2 - Le pont mégalithique

Deux semaines après ma première venue, de nouveaux livres ont rempli ma valise.

Après les avoir parcourus ensemble, ceux qui le veulent peuvent passer un peu plus de temps à les feuilleter. La précaution de certains élèves et le temps qu'ils prennent ensemble sur chaque image sont beaux à voir. Par le temps de leur regard, ils donnent aux images une valeur, un espace que leurs gestes partagent. De l'écran d'ordinateur aux images sur le mur, je leur montre comment j'ai réalisé mon propre livre "L'instabilité des phénomènes" : le travail invisible de la maquette, le choix d'enchainement des textes et des photographies.

Le mercredi, c'est le jour de la prise de vue. Nous partons à pied jusqu'au pont mégalithique. Le lieu a du charme : de belles pierres, une rivière qui traverse un bosquet, le soleil qui s'y reflète et se prend dans les arbres. Sous l'effet du printemps, la végétation se transforme. Un appareil entre les mains, les enfants tentent d'en saisir l'éclat. Ils faut apprendre à tourner autour, à s'approcher, à s'accroupir pour trouver le bon angle, celui qui transformera en image ce qui est d'abord une attirance et une intuition. Garry Winogrand l'a formulé le plus simplement du monde : "Le fait de photographier une chose change cette chose... je photographie pour découvrir à quoi ressemble une chose quand elle est photographiée."

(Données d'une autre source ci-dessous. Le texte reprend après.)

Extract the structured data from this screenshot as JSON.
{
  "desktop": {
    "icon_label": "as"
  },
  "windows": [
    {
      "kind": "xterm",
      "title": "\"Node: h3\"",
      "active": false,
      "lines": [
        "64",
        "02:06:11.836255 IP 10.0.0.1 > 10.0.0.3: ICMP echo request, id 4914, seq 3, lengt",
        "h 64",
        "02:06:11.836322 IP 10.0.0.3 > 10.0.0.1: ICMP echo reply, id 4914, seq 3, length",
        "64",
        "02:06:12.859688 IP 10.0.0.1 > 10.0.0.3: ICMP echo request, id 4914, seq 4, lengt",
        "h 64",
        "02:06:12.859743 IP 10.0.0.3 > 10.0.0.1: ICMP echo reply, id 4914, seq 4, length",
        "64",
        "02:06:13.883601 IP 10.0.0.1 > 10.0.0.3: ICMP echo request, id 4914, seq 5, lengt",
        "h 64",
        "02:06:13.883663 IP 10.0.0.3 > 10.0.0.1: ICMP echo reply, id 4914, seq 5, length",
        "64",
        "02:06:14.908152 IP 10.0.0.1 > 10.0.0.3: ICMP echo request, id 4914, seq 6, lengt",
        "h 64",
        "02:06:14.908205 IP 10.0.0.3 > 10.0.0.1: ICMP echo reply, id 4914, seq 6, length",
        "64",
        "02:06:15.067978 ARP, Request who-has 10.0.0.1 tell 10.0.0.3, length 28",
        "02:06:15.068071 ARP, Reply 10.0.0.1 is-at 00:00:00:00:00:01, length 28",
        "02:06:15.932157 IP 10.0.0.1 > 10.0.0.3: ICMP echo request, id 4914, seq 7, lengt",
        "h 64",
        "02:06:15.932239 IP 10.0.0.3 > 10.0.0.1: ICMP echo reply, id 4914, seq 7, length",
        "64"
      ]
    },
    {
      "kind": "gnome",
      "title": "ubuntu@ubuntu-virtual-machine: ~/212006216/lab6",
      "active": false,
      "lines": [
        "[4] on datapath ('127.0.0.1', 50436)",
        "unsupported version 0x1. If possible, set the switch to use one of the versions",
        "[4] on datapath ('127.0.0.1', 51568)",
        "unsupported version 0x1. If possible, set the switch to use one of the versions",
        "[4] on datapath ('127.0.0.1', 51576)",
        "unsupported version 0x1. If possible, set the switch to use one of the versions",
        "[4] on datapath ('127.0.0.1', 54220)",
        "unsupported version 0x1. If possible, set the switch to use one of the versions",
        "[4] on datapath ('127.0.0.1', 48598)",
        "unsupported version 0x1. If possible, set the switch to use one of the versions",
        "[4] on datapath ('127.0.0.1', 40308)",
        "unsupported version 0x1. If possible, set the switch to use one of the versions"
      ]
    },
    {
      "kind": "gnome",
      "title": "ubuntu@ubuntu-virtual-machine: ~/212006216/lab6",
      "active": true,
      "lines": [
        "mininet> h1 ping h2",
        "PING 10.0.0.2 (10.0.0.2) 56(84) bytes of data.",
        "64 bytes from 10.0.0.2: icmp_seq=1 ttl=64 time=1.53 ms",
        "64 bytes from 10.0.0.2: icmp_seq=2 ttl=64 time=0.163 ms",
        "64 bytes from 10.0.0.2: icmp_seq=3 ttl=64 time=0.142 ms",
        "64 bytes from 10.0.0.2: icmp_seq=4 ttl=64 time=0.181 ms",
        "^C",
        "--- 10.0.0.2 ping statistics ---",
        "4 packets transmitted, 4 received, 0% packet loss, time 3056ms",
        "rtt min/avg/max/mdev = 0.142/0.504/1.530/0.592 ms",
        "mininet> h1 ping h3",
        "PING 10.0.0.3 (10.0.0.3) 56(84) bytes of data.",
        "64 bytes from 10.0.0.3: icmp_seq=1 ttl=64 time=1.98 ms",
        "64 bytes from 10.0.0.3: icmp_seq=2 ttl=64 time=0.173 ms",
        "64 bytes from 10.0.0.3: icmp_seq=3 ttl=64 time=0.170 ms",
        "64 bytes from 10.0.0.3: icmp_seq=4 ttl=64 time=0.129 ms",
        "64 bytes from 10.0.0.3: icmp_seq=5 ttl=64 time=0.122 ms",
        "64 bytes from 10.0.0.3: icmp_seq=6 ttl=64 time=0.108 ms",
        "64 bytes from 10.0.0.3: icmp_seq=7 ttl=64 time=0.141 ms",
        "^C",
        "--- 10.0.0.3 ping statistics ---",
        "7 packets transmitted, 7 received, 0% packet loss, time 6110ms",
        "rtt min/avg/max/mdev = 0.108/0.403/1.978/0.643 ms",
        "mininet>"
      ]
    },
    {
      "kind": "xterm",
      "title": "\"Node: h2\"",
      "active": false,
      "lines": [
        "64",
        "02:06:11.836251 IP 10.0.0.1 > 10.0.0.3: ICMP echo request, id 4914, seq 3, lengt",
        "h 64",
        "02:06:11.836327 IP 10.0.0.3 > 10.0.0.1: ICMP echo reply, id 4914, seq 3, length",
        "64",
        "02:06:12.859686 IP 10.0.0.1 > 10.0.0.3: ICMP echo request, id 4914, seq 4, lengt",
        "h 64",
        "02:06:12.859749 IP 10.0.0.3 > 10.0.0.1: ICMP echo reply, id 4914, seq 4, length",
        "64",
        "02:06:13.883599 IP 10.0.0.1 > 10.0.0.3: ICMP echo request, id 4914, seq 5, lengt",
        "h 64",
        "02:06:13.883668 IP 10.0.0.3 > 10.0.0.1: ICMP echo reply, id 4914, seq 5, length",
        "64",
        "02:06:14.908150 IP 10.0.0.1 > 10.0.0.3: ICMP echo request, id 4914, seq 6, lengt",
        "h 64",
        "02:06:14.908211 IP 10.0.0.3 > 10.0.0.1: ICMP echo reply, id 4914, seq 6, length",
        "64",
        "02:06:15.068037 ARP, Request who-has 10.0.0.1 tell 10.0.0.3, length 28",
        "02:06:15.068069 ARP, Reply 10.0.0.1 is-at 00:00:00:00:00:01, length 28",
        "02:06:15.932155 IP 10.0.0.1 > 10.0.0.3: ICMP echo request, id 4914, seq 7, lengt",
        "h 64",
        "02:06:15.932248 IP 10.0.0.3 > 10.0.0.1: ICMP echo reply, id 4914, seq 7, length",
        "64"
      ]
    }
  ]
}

Deux semaines après ma première venue, de nouveaux livres ont rempli ma valise.

Ces images se retrouvent sur des planches contacts, et c'est déjà la première séance d'editing. Devant les tirages de lecture, il faut faire des choix, commencer à distinguer les images belles et les images étonnantes, les images dynamiques et les images contemplatives, les images presque réussies mais qu'il faut abandonner et les erreurs surprenantes qu'on pourrait garder. Nous sommes le 24 mars.